Hi Manual,
Dataverse is also able to harvest from repositories without needing to specify a harvesting set, in which case all published datasets are harvested. Harvard Dataverse harvests from 5 other Dataverse-based repositories, such as
DataverseNL, without specifying a set.
So if we use the "harvesting_sets" column in the data that Phil mentioned to see which Dataverse repositories make their datasets harvestable, we miss these cases where repositories have enabled harvesting and haven't created harvesting sets.
About testing harvesting: Harvard Dataverse tries to harvest from 21 other repositories that use Dataverse and we've been working through technical issues that prevent the repository from harvesting many or all of the datasets from about half of those repositories.
And we've also been considering policies to help us mitigate these technical issues, such as harvesting less rich metadata formats, like oai_dc, from repositories that are using less-recent versions of Dataverse.
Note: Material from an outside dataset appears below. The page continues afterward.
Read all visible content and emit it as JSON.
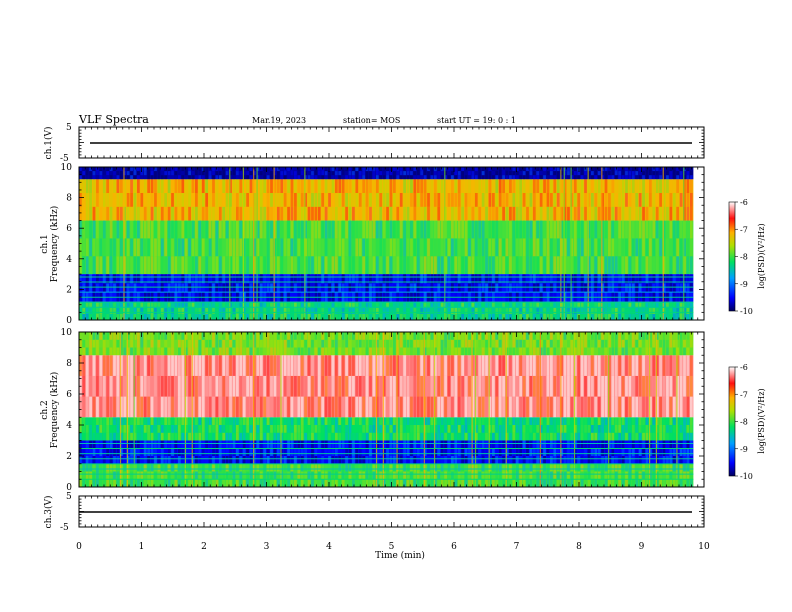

These policy discussions reminded me of cases where managers of Harvard Dataverse either entered into more formal agreements to harvest metadata, like the
Data-PASS project, or were encouraged to enter into a more formal agreement. For example, the folks who manage
the Survey Research Data Archive asked us about signing a memorandum of understanding where we would agree to maintain the technologies that let us share each other's metadata. We thought that wasn't necessary, but I've started to see the merit in it.
Julian
Julian Gautier (he/him)
Product Research Specialist,
IQSS